M. RIDVAN SADIKOĞLU

M. RIDVAN SADIKOĞLU

İNSAN İNSANA EMANETTİR

GÜVEN ADASI OLABİLMEK! (2)

Peki çözüm ne? 

Çağlar ötesinden gelen “Nasılsanız öyle idare olunursunuz!” Nebevi ölçüsünü anımsamak lazım sanırım bu süreçte.

Nebevi ikaz kısa ve net aslında. İdarecileriniz de size benzer demektir bu.

Biz nasılsak bizi idare edenler / edecekler de öyle. Yanisi bizde ne varsa onlarda da o olacak. İlke, ahlak, tasavvur, feraset, basiret, anlayış, kabiliyet bizde ne kadar var ise onlarda da o kadar olacak. Zira bu insanlar başka ülkelerden gelmiyor, içimizden çıkıyorlar. Bizler vicdanlı isek onlar da vicdanlı. Bizler dürüst isek onlar da dürüst. Bizler merhamet sahibi isek onlar da merhametli. 

Öyle ya hepimiz bugün yeni bir medeniyet hamlesinden bahsediyoruz. Peki, bu hamleye ruh üfleyecek olan hakikati “taraftarlık” zihniyeti içinde nereden süzüp çıkaracağız?

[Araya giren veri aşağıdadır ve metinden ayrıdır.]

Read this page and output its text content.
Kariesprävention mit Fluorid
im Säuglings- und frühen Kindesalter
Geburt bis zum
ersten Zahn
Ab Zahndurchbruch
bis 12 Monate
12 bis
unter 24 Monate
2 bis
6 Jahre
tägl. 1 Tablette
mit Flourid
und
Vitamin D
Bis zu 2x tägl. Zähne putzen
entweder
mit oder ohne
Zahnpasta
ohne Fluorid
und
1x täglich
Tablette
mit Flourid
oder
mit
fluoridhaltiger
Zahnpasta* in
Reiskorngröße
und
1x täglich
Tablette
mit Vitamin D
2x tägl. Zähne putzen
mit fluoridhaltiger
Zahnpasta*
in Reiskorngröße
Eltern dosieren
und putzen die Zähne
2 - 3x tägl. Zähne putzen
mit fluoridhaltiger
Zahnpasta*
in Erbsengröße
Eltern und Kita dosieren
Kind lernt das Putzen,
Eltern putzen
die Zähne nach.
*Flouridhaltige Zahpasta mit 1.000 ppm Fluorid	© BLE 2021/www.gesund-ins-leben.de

Üç kıtada yaklaşık bin yıl dünya tarihine yön veren manevi dinamiklerin zenginliği üzerinde yaşam sürüyoruz. Sadece tarihe yön vermekle kalmadık; başka dinlerin, kültürlerin, medeniyetlerin birbirlerinden beslenerek, birbirlerini besleyerek sulh ve selâmet, hak ve adalet düzeni içinde nasıl bir arada yaşayabileceğini ortaya koyduk; aşılamamış, anlaşılamamış, anlaşılamadığı için aşılamadığı da anlaşılamamış, yeniden keşfedilmeyi bekleyen evrensel bir medeniyet tecrübesi armağan ettik insanlığa. Adalet, asalet, hakkaniyet, sulh, selâmet, fedakârlık, feragat, kanaatkârlık, kardeşlik gibi insanlığın insanca yaşamasını, insanca ve hakça bir dünya kurmasını mümkün kılan en kadim değerleri biz hayata geçirdik.

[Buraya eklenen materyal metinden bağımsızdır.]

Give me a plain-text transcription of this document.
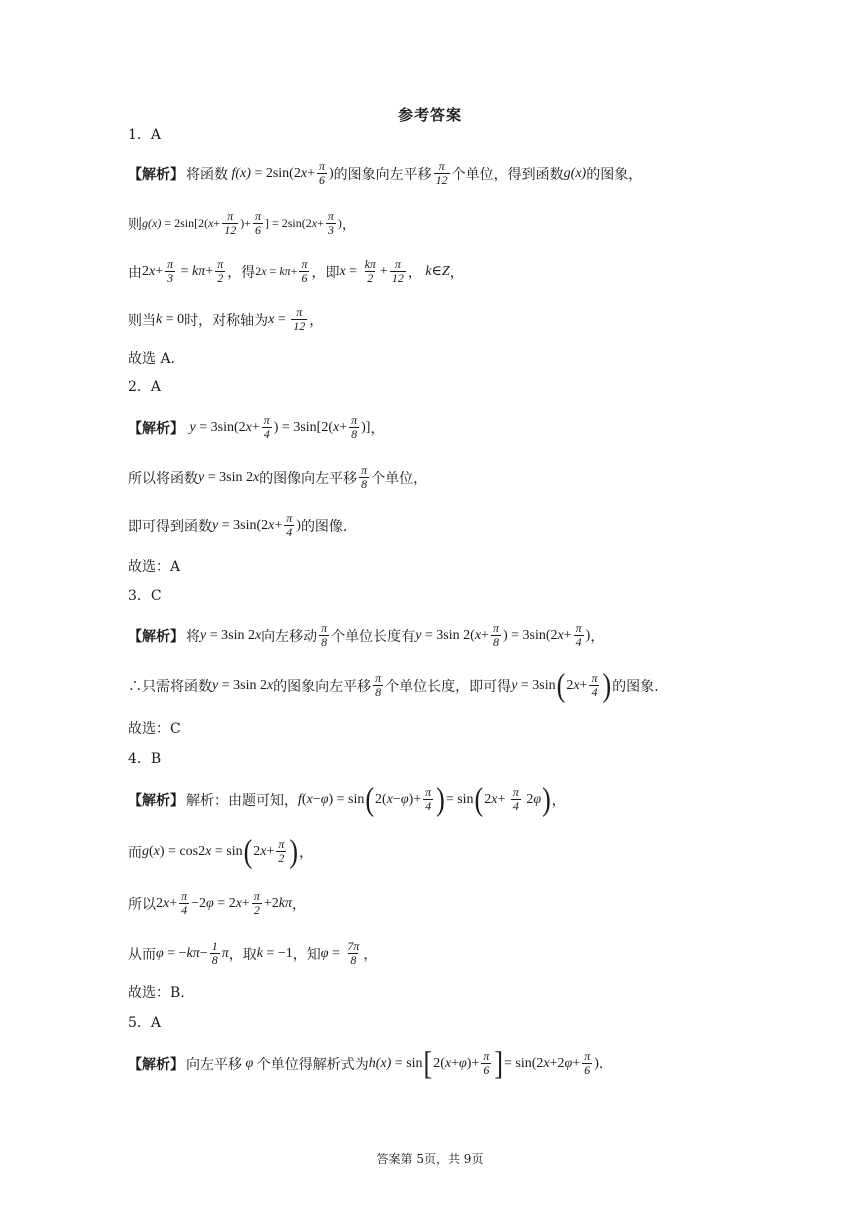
参考答案
1．A
【解析】 将函数 f(x) = 2sin(2 $x + \frac{\pi}{6}$ ) 的图象向左平移 $\frac{\pi}{12}$ 个单位，得到函数 g(x) 的图象，
则 g(x) = 2sin[2( $x + \frac{\pi}{12}$ )+ $\frac{\pi}{6}$ ] = 2sin(2 $x + \frac{\pi}{3}$ ) ，
由 2 $x + \frac{\pi}{3} = k\pi + \frac{\pi}{2}$ ，得 2 $x = k\pi + \frac{\pi}{6}$ ，即 $x = \frac{k\pi}{2} + \frac{\pi}{12}$ ， k ∈ Z ，
则当 k = 0 时，对称轴为 $x = \frac{\pi}{12}$ ，
故选 A.
2．A
【解析】 y = 3sin(2 $x + \frac{\pi}{4}$ ) = 3sin[2( $x + \frac{\pi}{8}$ )] ，
所以将函数 y = 3sin 2 x 的图像向左平移 $\frac{\pi}{8}$ 个单位，
即可得到函数 y = 3sin(2 $x + \frac{\pi}{4}$ ) 的图像.
故选：A
3．C
【解析】 将 y = 3sin 2 x 向左移动 $\frac{\pi}{8}$ 个单位长度有 y = 3sin 2( $x + \frac{\pi}{8}$ ) = 3sin(2 $x + \frac{\pi}{4}$ ) ，
∴只需将函数 y = 3sin 2 x 的图象向左平移 $\frac{\pi}{8}$ 个单位长度，即可得 y = 3sin ( 2 $x + \frac{\pi}{4}$ ) 的图象.
故选：C
4．B
【解析】 解析：由题可知， f ( x − φ ) = sin ( 2( x − φ )+ $\frac{\pi}{4}$ ) = sin ( 2 $x + \frac{\pi}{4} 2$ φ ) ，
而 g ( x ) = cos2 x = sin ( 2 $x + \frac{\pi}{2}$ ) ，
所以 2 $x + \frac{\pi}{4} -2$ φ = 2 $x + \frac{\pi}{2} +2$ kπ ，
从而 φ = − $k\pi - \frac{1}{8}$ π ，取 k = −1 ，知 $\varphi = \frac{7\pi}{8}$ ，
故选：B.
5．A
【解析】 向左平移 φ 个单位得解析式为 h(x) = sin [ 2( x + φ )+ $\frac{\pi}{6}$ ] = sin(2 x +2 $\varphi + \frac{\pi}{6}$ ) .
答案第 5页，共 9页
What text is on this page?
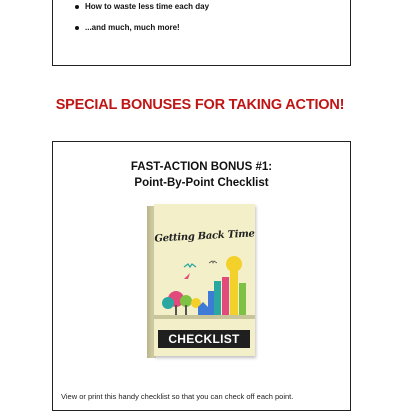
How to waste less time each day
...and much, much more!
SPECIAL BONUSES FOR TAKING ACTION!
FAST-ACTION BONUS #1:
Point-By-Point Checklist
Getting Back Time
CHECKLIST
View or print this handy checklist so that you can check off each point.
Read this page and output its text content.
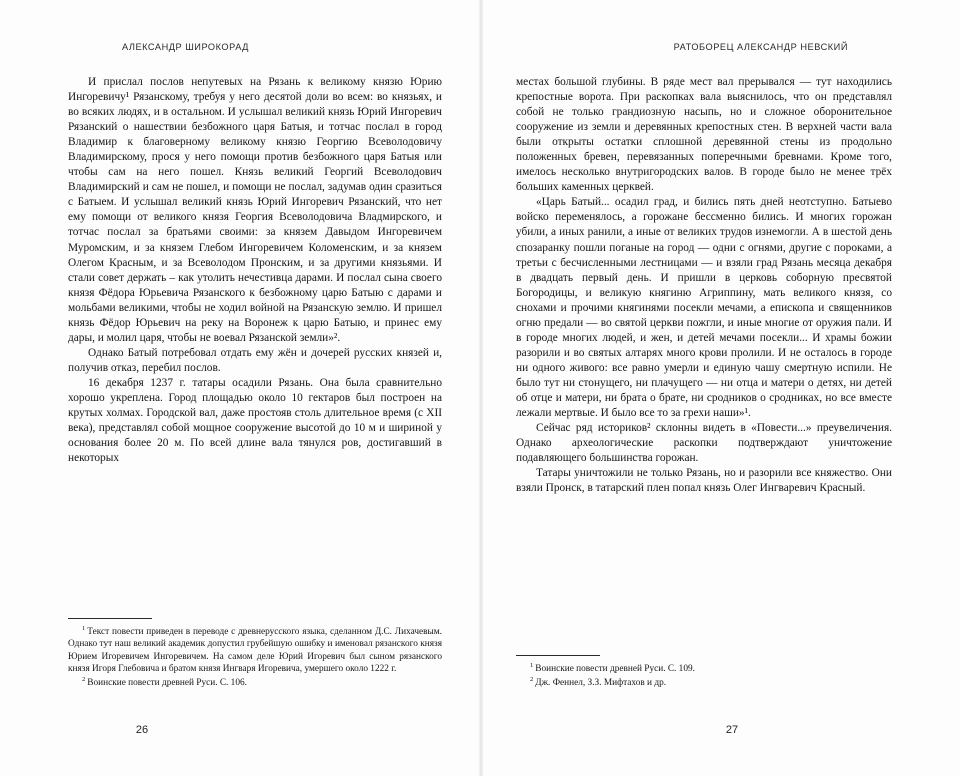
АЛЕКСАНДР ШИРОКОРАД

И прислал послов непутевых на Рязань к великому князю Юрию Ингоревичу¹ Рязанскому, требуя у него десятой доли во всем: во князьях, и во всяких людях, и в остальном. И услышал великий князь Юрий Ингоревич Рязанский о нашествии безбожного царя Батыя, и тотчас послал в город Владимир к благоверному великому князю Георгию Всеволодовичу Владимирскому, прося у него помощи против безбожного царя Батыя или чтобы сам на него пошел. Князь великий Георгий Всеволодович Владимирский и сам не пошел, и помощи не послал, задумав один сразиться с Батыем. И услышал великий князь Юрий Ингоревич Рязанский, что нет ему помощи от великого князя Георгия Всеволодовича Владмирского, и тотчас послал за братьями своими: за князем Давыдом Ингоревичем Муромским, и за князем Глебом Ингоревичем Коломенским, и за князем Олегом Красным, и за Всеволодом Пронским, и за другими князьями. И стали совет держать – как утолить нечестивца дарами. И послал сына своего князя Фёдора Юрьевича Рязанского к безбожному царю Батыю с дарами и мольбами великими, чтобы не ходил войной на Рязанскую землю. И пришел князь Фёдор Юрьевич на реку на Воронеж к царю Батыю, и принес ему дары, и молил царя, чтобы не воевал Рязанской земли»².

Однако Батый потребовал отдать ему жён и дочерей русских князей и, получив отказ, перебил послов.

16 декабря 1237 г. татары осадили Рязань. Она была сравнительно хорошо укреплена. Город площадью около 10 гектаров был построен на крутых холмах. Городской вал, даже простояв столь длительное время (с XII века), представлял собой мощное сооружение высотой до 10 м и шириной у основания более 20 м. По всей длине вала тянулся ров, достигавший в некоторых

$^1$ Текст повести приведен в переводе с древнерусского языка, сделанном Д.С. Лихачевым. Однако тут наш великий академик допустил грубейшую ошибку и именовал рязанского князя Юрием Игоревичем Ингоревичем. На самом деле Юрий Игоревич был сыном рязанского князя Игоря Глебовича и братом князя Ингваря Игоревича, умершего около 1222 г.

$^2$ Воинские повести древней Руси. С. 106.

26
РАТОБОРЕЦ АЛЕКСАНДР НЕВСКИЙ

местах большой глубины. В ряде мест вал прерывался — тут находились крепостные ворота. При раскопках вала выяснилось, что он представлял собой не только грандиозную насыпь, но и сложное оборонительное сооружение из земли и деревянных крепостных стен. В верхней части вала были открыты остатки сплошной деревянной стены из продольно положенных бревен, перевязанных поперечными бревнами. Кроме того, имелось несколько внутригородских валов. В городе было не менее трёх больших каменных церквей.

«Царь Батый... осадил град, и бились пять дней неотступно. Батыево войско переменялось, а горожане бессменно бились. И многих горожан убили, а иных ранили, а иные от великих трудов изнемогли. А в шестой день спозаранку пошли поганые на город — одни с огнями, другие с пороками, а третьи с бесчисленными лестницами — и взяли град Рязань месяца декабря в двадцать первый день. И пришли в церковь соборную пресвятой Богородицы, и великую княгиню Агриппину, мать великого князя, со снохами и прочими княгинями посекли мечами, а епископа и священников огню предали — во святой церкви пожгли, и иные многие от оружия пали. И в городе многих людей, и жен, и детей мечами посекли... И храмы божии разорили и во святых алтарях много крови пролили. И не осталось в городе ни одного живого: все равно умерли и единую чашу смертную испили. Не было тут ни стонущего, ни плачущего — ни отца и матери о детях, ни детей об отце и матери, ни брата о брате, ни сродников о сродниках, но все вместе лежали мертвые. И было все то за грехи наши»¹.

Сейчас ряд историков² склонны видеть в «Повести...» преувеличения. Однако археологические раскопки подтверждают уничтожение подавляющего большинства горожан.

Татары уничтожили не только Рязань, но и разорили все княжество. Они взяли Пронск, в татарский плен попал князь Олег Ингваревич Красный.

$^1$ Воинские повести древней Руси. С. 109.

$^2$ Дж. Феннел, З.З. Мифтахов и др.

27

Batılıların bütün dünyayı sömürgeleştirdikleri, hiçbir kültüre hayat hakkı tanımadıkları, kültürlerin kökünü kazıdıkları bir zaman diliminde adalet, hakkaniyet ve kardeşliğe dayalı dünya düzenini biz armağan ettik insanlığa… Yani her zaman sulhun, silmin, selâmetin, hakikatin, dolayısıyla adaletin izini sürmüş bir medeniyetin çocuklarıyız. İnsanı insanlığından eden güç dünyasının değil, hakikatten süt emen yürek ülkesinin çocukları olduk. 

Dolayısıyla ortada keşfedilmeyi bekleyen muazzam bir medeniyet birikimimiz, insanlığa sunacağımız muazzam şahsiyetlerimiz; dünyaya yeniden adaleti, hakkaniyeti, kardeşliği armağan edeceğimiz nefis hikâyelerimiz var.

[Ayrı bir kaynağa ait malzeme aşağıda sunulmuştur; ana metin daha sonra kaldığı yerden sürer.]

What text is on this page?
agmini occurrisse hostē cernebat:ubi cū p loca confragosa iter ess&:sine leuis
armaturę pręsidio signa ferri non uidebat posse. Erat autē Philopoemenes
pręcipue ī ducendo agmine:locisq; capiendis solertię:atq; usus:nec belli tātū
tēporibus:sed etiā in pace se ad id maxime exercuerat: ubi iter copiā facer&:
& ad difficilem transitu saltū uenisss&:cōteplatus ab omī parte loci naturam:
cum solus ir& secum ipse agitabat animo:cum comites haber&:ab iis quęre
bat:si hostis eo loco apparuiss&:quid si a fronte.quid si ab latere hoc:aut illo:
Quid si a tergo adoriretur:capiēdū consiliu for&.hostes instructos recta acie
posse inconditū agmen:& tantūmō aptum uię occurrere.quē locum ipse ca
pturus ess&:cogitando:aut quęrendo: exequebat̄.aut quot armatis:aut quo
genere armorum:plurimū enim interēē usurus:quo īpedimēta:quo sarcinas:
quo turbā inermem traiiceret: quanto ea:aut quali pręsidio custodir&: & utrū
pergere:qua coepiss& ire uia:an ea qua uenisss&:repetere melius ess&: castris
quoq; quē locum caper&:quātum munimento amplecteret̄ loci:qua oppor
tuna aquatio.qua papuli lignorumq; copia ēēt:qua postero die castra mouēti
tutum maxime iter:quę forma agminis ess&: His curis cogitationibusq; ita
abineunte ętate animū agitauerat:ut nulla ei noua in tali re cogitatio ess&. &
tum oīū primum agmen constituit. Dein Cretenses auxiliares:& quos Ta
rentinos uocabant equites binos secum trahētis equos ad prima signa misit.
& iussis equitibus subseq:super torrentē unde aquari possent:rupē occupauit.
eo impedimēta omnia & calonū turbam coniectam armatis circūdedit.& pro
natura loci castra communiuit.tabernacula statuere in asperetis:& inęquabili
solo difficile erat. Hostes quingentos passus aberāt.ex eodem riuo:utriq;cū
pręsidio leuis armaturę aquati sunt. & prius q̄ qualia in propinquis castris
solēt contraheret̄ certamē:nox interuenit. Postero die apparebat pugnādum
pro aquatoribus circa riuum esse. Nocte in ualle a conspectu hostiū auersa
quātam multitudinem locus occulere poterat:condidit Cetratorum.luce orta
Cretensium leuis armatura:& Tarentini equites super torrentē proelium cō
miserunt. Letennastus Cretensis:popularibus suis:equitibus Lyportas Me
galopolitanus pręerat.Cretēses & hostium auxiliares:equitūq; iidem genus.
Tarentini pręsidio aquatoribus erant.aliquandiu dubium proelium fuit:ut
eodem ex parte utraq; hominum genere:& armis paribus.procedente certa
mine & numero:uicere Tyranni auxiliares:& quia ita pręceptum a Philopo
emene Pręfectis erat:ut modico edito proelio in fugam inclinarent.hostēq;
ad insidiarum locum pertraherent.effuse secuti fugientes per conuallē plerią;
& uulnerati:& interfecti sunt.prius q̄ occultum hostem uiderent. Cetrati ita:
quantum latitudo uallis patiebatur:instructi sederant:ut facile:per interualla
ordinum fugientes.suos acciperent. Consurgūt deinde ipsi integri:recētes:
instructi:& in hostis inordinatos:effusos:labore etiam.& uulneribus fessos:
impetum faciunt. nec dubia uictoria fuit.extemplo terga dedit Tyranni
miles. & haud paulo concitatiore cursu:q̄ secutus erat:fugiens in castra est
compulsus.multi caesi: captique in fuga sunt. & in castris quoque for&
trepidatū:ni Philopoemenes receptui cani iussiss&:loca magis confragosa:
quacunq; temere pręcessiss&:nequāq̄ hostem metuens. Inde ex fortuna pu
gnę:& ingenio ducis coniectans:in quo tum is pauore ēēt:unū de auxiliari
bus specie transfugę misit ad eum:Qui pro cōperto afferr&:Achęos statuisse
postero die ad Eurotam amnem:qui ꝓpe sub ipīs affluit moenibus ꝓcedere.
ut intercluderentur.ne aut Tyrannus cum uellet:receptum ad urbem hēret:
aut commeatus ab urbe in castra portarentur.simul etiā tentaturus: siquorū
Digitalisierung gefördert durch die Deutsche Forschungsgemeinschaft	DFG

İşte bu birikimle hem ülkemizde hem de dünya ölçeğinde, insanlığa adaleti, hakkaniyeti, kardeşliği armağan edecek büyük projelere imza atmamız gerekiyor...

Bu yüzden hakikati her daim göz önünde bulundurarak, bütün zamanlara ve mekânlara, bütün çağrılara ve çağlara ulaşmamızı sağlayacak o muazzam 'yer’imizi iyi belirlemeli, belirginleştirmeli ve dünyaya bir şey söyleyeceksek, yerel değil küresel ölçekte konuşabilmeli, bütün insanlığı ilgilendiren evrensel cümleler kurabilmeliyiz.  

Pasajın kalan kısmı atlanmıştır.